I’ve still got my copy of the white album. It’s vinyl and it’s a fantastic record. I think when they remastered it, it lost a lot of the mystery, although it was good to have it.
Do you enjoy listening to these demos from so long ago?
Are you kidding? Yeah, yeah.
I actually did a few podcasts [about the songs], as well, that I may release at some point. There’s one about a party that I was having all on my own in my apartment, in Belgravia, in London, and that was in late 1964, and it was actually called “Instant Party.” It’s easy to confuse with another track that the Who did with that title, but this was a track that I did all on my own. Anyway, I did a podcast explaining why some of the lyrics were the way they were, and one of the themes of the song is that this party’s going very, very well because everybody’s getting stoned. And there were two or three things that were illegal still in 1964 in the U.K. – marijuana was definitely seriously illegal and so was being gay, which seems just beyond conception now. It was an offense which would see you put in prison. So the song is a funny song about a bunch of people getting stoned and a few of the people that I’m impersonating in the party are just a little bit gay [laughs]. Anyway, so I did a podcast based on that, and that is probably something that I’m going to try to find some way of releasing in the next couple of years.

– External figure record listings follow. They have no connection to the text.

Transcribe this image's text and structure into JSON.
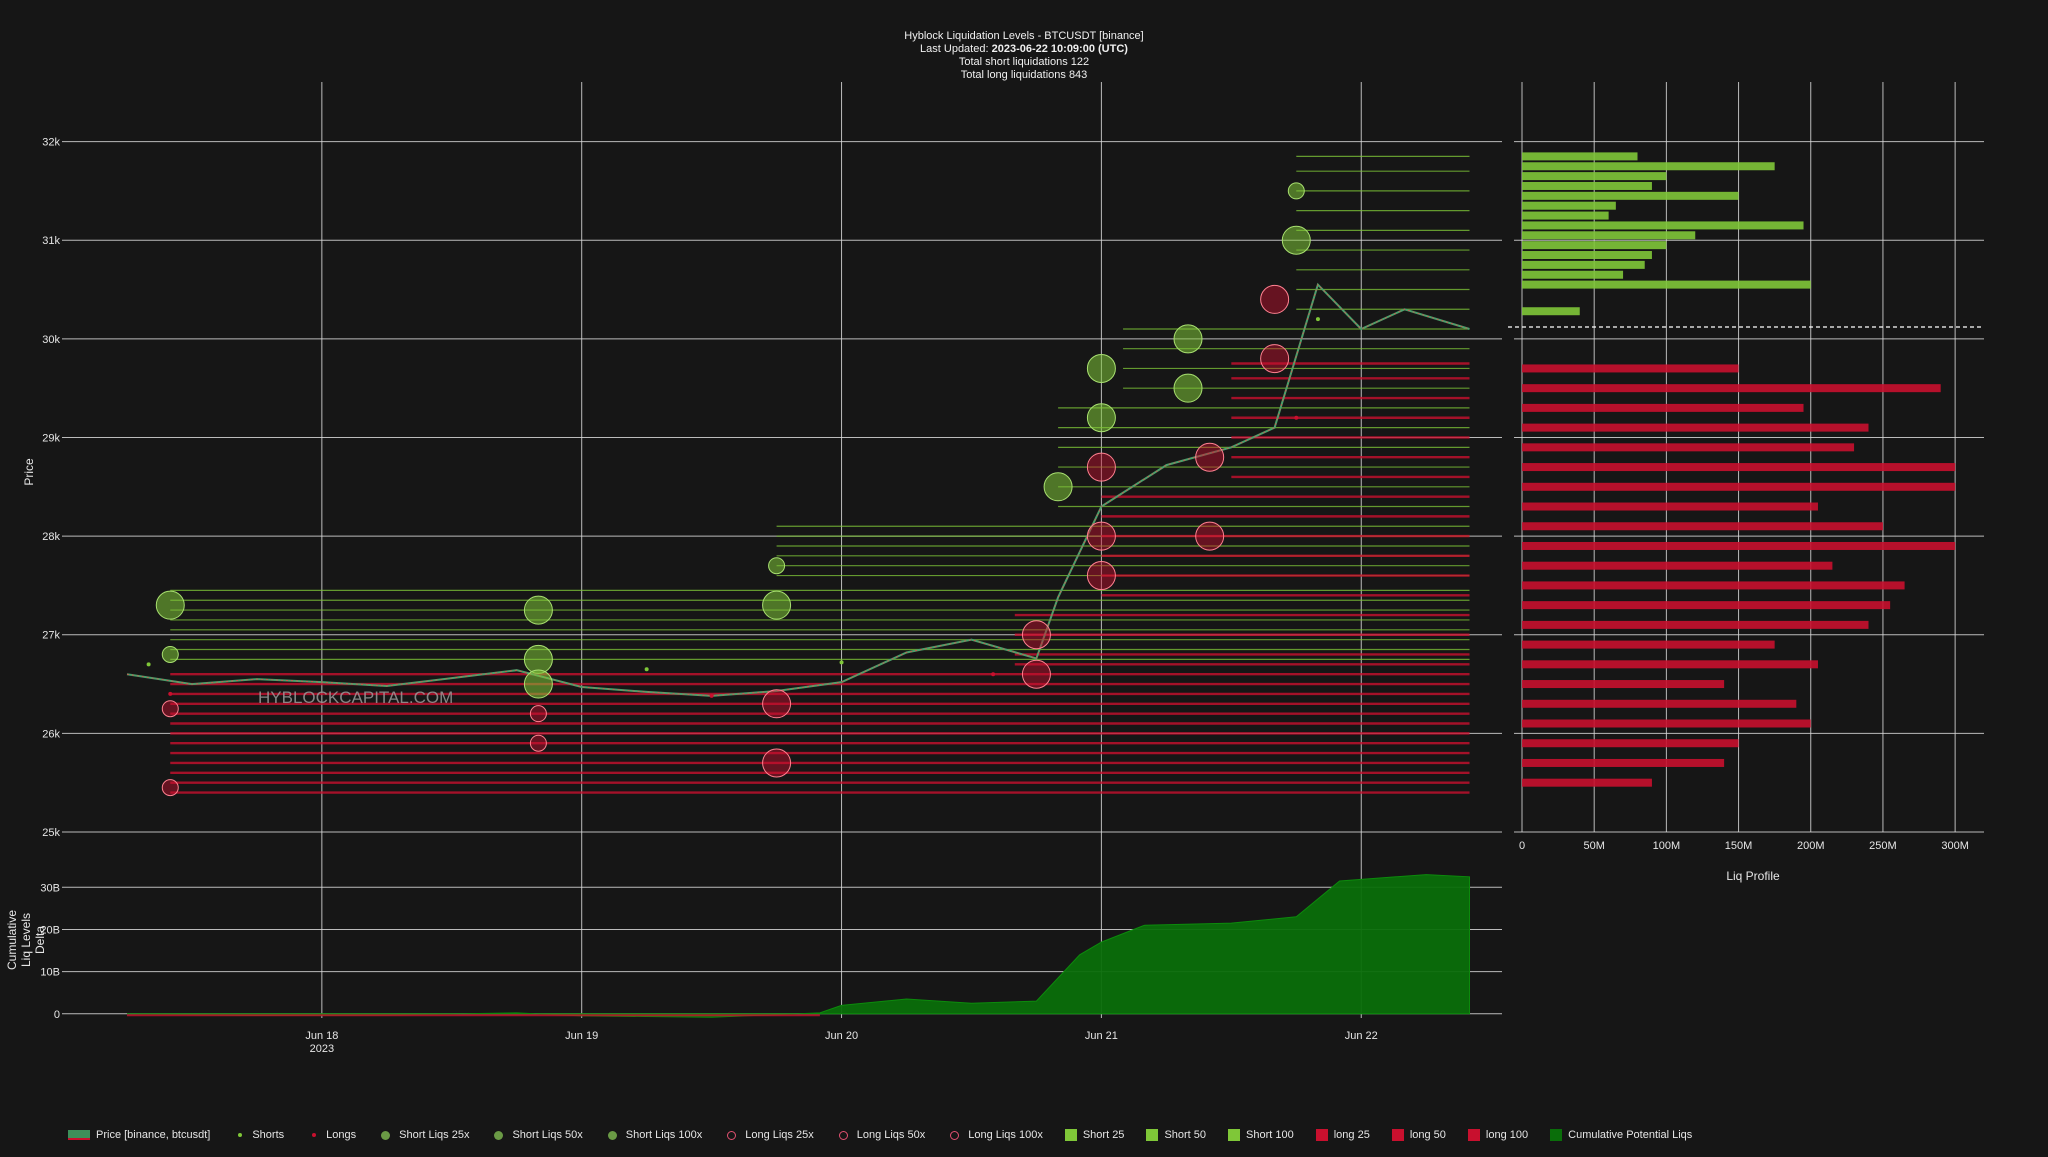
{
  "header": {
    "title": "Hyblock Liquidation Levels - BTCUSDT [binance]",
    "updated_label": "Last Updated:",
    "updated_value": "2023-06-22 10:09:00 (UTC)",
    "total_short": "Total short liquidations 122",
    "total_long": "Total long liquidations 843"
  },
  "watermark": "HYBLOCKCAPITAL.COM",
  "colors": {
    "background": "#161616",
    "grid": "#d8d8d8",
    "short": "#7fc738",
    "long": "#c8102e",
    "cumulative": "#0a6e0a"
  },
  "chart_data": [
    {
      "type": "line",
      "panel": "price",
      "ylabel": "Price",
      "y_ticks": [
        "25k",
        "26k",
        "27k",
        "28k",
        "29k",
        "30k",
        "31k",
        "32k"
      ],
      "ylim": [
        25000,
        32300
      ],
      "x_ticks": [
        "Jun 18\n2023",
        "Jun 19",
        "Jun 20",
        "Jun 21",
        "Jun 22"
      ],
      "xlim": [
        "2023-06-17 00:00",
        "2023-06-22 13:00"
      ],
      "series": [
        {
          "name": "Price [binance, btcusdt]",
          "x": [
            "2023-06-17 06:00",
            "2023-06-17 12:00",
            "2023-06-17 18:00",
            "2023-06-18 00:00",
            "2023-06-18 06:00",
            "2023-06-18 12:00",
            "2023-06-18 18:00",
            "2023-06-19 00:00",
            "2023-06-19 06:00",
            "2023-06-19 12:00",
            "2023-06-19 18:00",
            "2023-06-20 00:00",
            "2023-06-20 06:00",
            "2023-06-20 12:00",
            "2023-06-20 18:00",
            "2023-06-20 20:00",
            "2023-06-21 00:00",
            "2023-06-21 06:00",
            "2023-06-21 12:00",
            "2023-06-21 16:00",
            "2023-06-21 20:00",
            "2023-06-22 00:00",
            "2023-06-22 04:00",
            "2023-06-22 10:00"
          ],
          "y": [
            26600,
            26500,
            26550,
            26520,
            26480,
            26560,
            26640,
            26470,
            26420,
            26380,
            26430,
            26520,
            26820,
            26950,
            26760,
            27380,
            28300,
            28720,
            28900,
            29100,
            30550,
            30100,
            30300,
            30100
          ]
        },
        {
          "name": "Shorts",
          "x": [
            "2023-06-17 08:00",
            "2023-06-19 06:00",
            "2023-06-20 00:00",
            "2023-06-21 20:00"
          ],
          "y": [
            26700,
            26650,
            26720,
            30200
          ]
        },
        {
          "name": "Longs",
          "x": [
            "2023-06-17 10:00",
            "2023-06-19 12:00",
            "2023-06-20 14:00",
            "2023-06-21 18:00"
          ],
          "y": [
            26400,
            26380,
            26600,
            29200
          ]
        }
      ],
      "short_liq_levels": [
        27450,
        27350,
        27250,
        27150,
        27050,
        26950,
        26850,
        26750,
        27600,
        27700,
        27800,
        27900,
        28000,
        28100,
        28300,
        28500,
        28700,
        28900,
        29100,
        29300,
        29500,
        29700,
        29900,
        30100,
        30300,
        30500,
        30700,
        30900,
        31100,
        31300,
        31500,
        31700,
        31850
      ],
      "long_liq_levels": [
        25400,
        25500,
        25600,
        25700,
        25800,
        25900,
        26000,
        26100,
        26200,
        26300,
        26400,
        26500,
        26600,
        26700,
        26800,
        27000,
        27200,
        27400,
        27600,
        27800,
        28000,
        28200,
        28400,
        28600,
        28800,
        29000,
        29200,
        29400,
        29600,
        29750
      ],
      "short_liq_markers": [
        {
          "x": "2023-06-17 10:00",
          "y": 27300,
          "size": "100x"
        },
        {
          "x": "2023-06-17 10:00",
          "y": 26800,
          "size": "50x"
        },
        {
          "x": "2023-06-18 20:00",
          "y": 27250,
          "size": "100x"
        },
        {
          "x": "2023-06-18 20:00",
          "y": 26750,
          "size": "100x"
        },
        {
          "x": "2023-06-18 20:00",
          "y": 26500,
          "size": "100x"
        },
        {
          "x": "2023-06-19 18:00",
          "y": 27700,
          "size": "50x"
        },
        {
          "x": "2023-06-19 18:00",
          "y": 27300,
          "size": "100x"
        },
        {
          "x": "2023-06-20 20:00",
          "y": 28500,
          "size": "100x"
        },
        {
          "x": "2023-06-21 00:00",
          "y": 29700,
          "size": "100x"
        },
        {
          "x": "2023-06-21 00:00",
          "y": 29200,
          "size": "100x"
        },
        {
          "x": "2023-06-21 08:00",
          "y": 30000,
          "size": "100x"
        },
        {
          "x": "2023-06-21 08:00",
          "y": 29500,
          "size": "100x"
        },
        {
          "x": "2023-06-21 18:00",
          "y": 31000,
          "size": "100x"
        },
        {
          "x": "2023-06-21 18:00",
          "y": 31500,
          "size": "50x"
        }
      ],
      "long_liq_markers": [
        {
          "x": "2023-06-17 10:00",
          "y": 26250,
          "size": "50x"
        },
        {
          "x": "2023-06-17 10:00",
          "y": 25450,
          "size": "50x"
        },
        {
          "x": "2023-06-18 20:00",
          "y": 26200,
          "size": "50x"
        },
        {
          "x": "2023-06-18 20:00",
          "y": 25900,
          "size": "50x"
        },
        {
          "x": "2023-06-19 18:00",
          "y": 26300,
          "size": "100x"
        },
        {
          "x": "2023-06-19 18:00",
          "y": 25700,
          "size": "100x"
        },
        {
          "x": "2023-06-20 18:00",
          "y": 27000,
          "size": "100x"
        },
        {
          "x": "2023-06-20 18:00",
          "y": 26600,
          "size": "100x"
        },
        {
          "x": "2023-06-21 00:00",
          "y": 28700,
          "size": "100x"
        },
        {
          "x": "2023-06-21 00:00",
          "y": 28000,
          "size": "100x"
        },
        {
          "x": "2023-06-21 00:00",
          "y": 27600,
          "size": "100x"
        },
        {
          "x": "2023-06-21 10:00",
          "y": 28800,
          "size": "100x"
        },
        {
          "x": "2023-06-21 10:00",
          "y": 28000,
          "size": "100x"
        },
        {
          "x": "2023-06-21 16:00",
          "y": 29800,
          "size": "100x"
        },
        {
          "x": "2023-06-21 16:00",
          "y": 30400,
          "size": "100x"
        }
      ]
    },
    {
      "type": "bar",
      "panel": "liq_profile",
      "orientation": "horizontal",
      "xlabel": "Liq Profile",
      "x_ticks": [
        "0",
        "50M",
        "100M",
        "150M",
        "200M",
        "250M",
        "300M"
      ],
      "xlim": [
        0,
        320000000
      ],
      "current_price_line": 30120,
      "series": [
        {
          "name": "Short",
          "y": [
            31850,
            31750,
            31650,
            31550,
            31450,
            31350,
            31250,
            31150,
            31050,
            30950,
            30850,
            30750,
            30650,
            30550,
            30280
          ],
          "x": [
            80000000,
            175000000,
            100000000,
            90000000,
            150000000,
            65000000,
            60000000,
            195000000,
            120000000,
            100000000,
            90000000,
            85000000,
            70000000,
            200000000,
            40000000
          ]
        },
        {
          "name": "long",
          "y": [
            29700,
            29500,
            29300,
            29100,
            28900,
            28700,
            28500,
            28300,
            28100,
            27900,
            27700,
            27500,
            27300,
            27100,
            26900,
            26700,
            26500,
            26300,
            26100,
            25900,
            25700,
            25500
          ],
          "x": [
            150000000,
            290000000,
            195000000,
            240000000,
            230000000,
            300000000,
            300000000,
            205000000,
            250000000,
            300000000,
            215000000,
            265000000,
            255000000,
            240000000,
            175000000,
            205000000,
            140000000,
            190000000,
            200000000,
            150000000,
            140000000,
            90000000
          ]
        }
      ]
    },
    {
      "type": "area",
      "panel": "cumulative",
      "ylabel": "Cumulative\nLiq Levels\nDelta",
      "y_ticks": [
        "0",
        "10B",
        "20B",
        "30B"
      ],
      "ylim": [
        -1000000000,
        36000000000
      ],
      "series": [
        {
          "name": "Cumulative Potential Liqs",
          "x": [
            "2023-06-17 06:00",
            "2023-06-17 18:00",
            "2023-06-18 06:00",
            "2023-06-18 18:00",
            "2023-06-19 00:00",
            "2023-06-19 12:00",
            "2023-06-19 22:00",
            "2023-06-20 00:00",
            "2023-06-20 06:00",
            "2023-06-20 12:00",
            "2023-06-20 18:00",
            "2023-06-20 22:00",
            "2023-06-21 00:00",
            "2023-06-21 04:00",
            "2023-06-21 12:00",
            "2023-06-21 18:00",
            "2023-06-21 22:00",
            "2023-06-22 06:00",
            "2023-06-22 10:00"
          ],
          "y": [
            0,
            -400000000,
            -300000000,
            200000000,
            -500000000,
            -800000000,
            200000000,
            2000000000,
            3500000000,
            2500000000,
            3000000000,
            14000000000,
            17000000000,
            21000000000,
            21500000000,
            23000000000,
            31500000000,
            33000000000,
            32500000000
          ]
        }
      ]
    }
  ],
  "legend": [
    {
      "label": "Price [binance, btcusdt]",
      "symbol": "line",
      "color": "#3d8f5a"
    },
    {
      "label": "Shorts",
      "symbol": "dot",
      "color": "#7fc738"
    },
    {
      "label": "Longs",
      "symbol": "dot",
      "color": "#c8102e"
    },
    {
      "label": "Short Liqs 25x",
      "symbol": "circle-fill",
      "color": "#6a9a45"
    },
    {
      "label": "Short Liqs 50x",
      "symbol": "circle-fill",
      "color": "#6a9a45"
    },
    {
      "label": "Short Liqs 100x",
      "symbol": "circle-fill",
      "color": "#6a9a45"
    },
    {
      "label": "Long Liqs 25x",
      "symbol": "circle-open",
      "color": "#e05070"
    },
    {
      "label": "Long Liqs 50x",
      "symbol": "circle-open",
      "color": "#e05070"
    },
    {
      "label": "Long Liqs 100x",
      "symbol": "circle-open",
      "color": "#e05070"
    },
    {
      "label": "Short 25",
      "symbol": "square",
      "color": "#7fc738"
    },
    {
      "label": "Short 50",
      "symbol": "square",
      "color": "#7fc738"
    },
    {
      "label": "Short 100",
      "symbol": "square",
      "color": "#7fc738"
    },
    {
      "label": "long 25",
      "symbol": "square",
      "color": "#c8102e"
    },
    {
      "label": "long 50",
      "symbol": "square",
      "color": "#c8102e"
    },
    {
      "label": "long 100",
      "symbol": "square",
      "color": "#c8102e"
    },
    {
      "label": "Cumulative Potential Liqs",
      "symbol": "square",
      "color": "#0a6e0a"
    }
  ]
}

How do you want to put these recordings out?
It’s difficult to know the best way to release this stuff, whether just to put it out and let it go out into the online ether and allow it to … You know, I’m getting old now, and I just feel like I’m sitting on so much stuff. I must have about 450 demos, but quite a few of those have been bootlegged. Quite a few have been tracked down in various ways. I don’t know how people get hold of them, but they do. I must have made copies for guys in the band and then they got left behind or somebody’s picked them up. I had a few demos stolen from me by a writer that I was working with once on something, so there are various times tracks have gotten out.

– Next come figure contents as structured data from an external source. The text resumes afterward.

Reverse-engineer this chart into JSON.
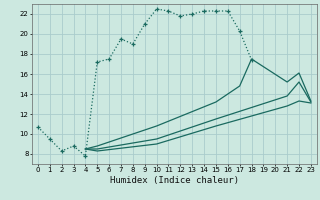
{
  "xlabel": "Humidex (Indice chaleur)",
  "bg_color": "#cce8e0",
  "grid_color": "#aacccc",
  "line_color": "#1a6a60",
  "xlim": [
    -0.5,
    23.5
  ],
  "ylim": [
    7.0,
    23.0
  ],
  "xticks": [
    0,
    1,
    2,
    3,
    4,
    5,
    6,
    7,
    8,
    9,
    10,
    11,
    12,
    13,
    14,
    15,
    16,
    17,
    18,
    19,
    20,
    21,
    22,
    23
  ],
  "yticks": [
    8,
    10,
    12,
    14,
    16,
    18,
    20,
    22
  ],
  "series1_x": [
    0,
    1,
    2,
    3,
    4,
    5,
    6,
    7,
    8,
    9,
    10,
    11,
    12,
    13,
    14,
    15,
    16,
    17,
    18
  ],
  "series1_y": [
    10.7,
    9.5,
    8.3,
    8.8,
    7.8,
    17.2,
    17.5,
    19.5,
    19.0,
    21.0,
    22.5,
    22.3,
    21.8,
    22.0,
    22.3,
    22.3,
    22.3,
    20.3,
    17.4
  ],
  "series2_x": [
    4,
    5,
    10,
    15,
    16,
    17,
    18,
    21,
    22,
    23
  ],
  "series2_y": [
    8.5,
    8.8,
    10.8,
    13.2,
    14.0,
    14.8,
    17.5,
    15.2,
    16.1,
    13.3
  ],
  "series3_x": [
    4,
    5,
    10,
    15,
    21,
    22,
    23
  ],
  "series3_y": [
    8.5,
    8.5,
    9.5,
    11.5,
    13.8,
    15.2,
    13.2
  ],
  "series4_x": [
    4,
    5,
    10,
    15,
    21,
    22,
    23
  ],
  "series4_y": [
    8.5,
    8.3,
    9.0,
    10.8,
    12.8,
    13.3,
    13.1
  ]
}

Since you’ve been reflecting, what have you learned about yourself as a songwriter from listening to those early demos?
We were young. And a lot of the work that we did was good because we were young. You sit down to write a song when you’re 71 years old and … I was trying to write something this morning about the Million March that we had here and all I could think about was, “You threw fireworks at the horses.” It’s very, very fucking difficult to come up with another “Won’t Get Fooled Again.” “Won’t Get Fooled Again” is an anti-revolution song and I don’t think there’s been a revolution worth the paper it’s been written on. Ever. But maybe I haven’t read enough history to get that right. I don’t know that I would indict anybody who would want to revolt against the establishment today, but it’s interesting. I did it and I said it then and I stood by it and I can stand by it today.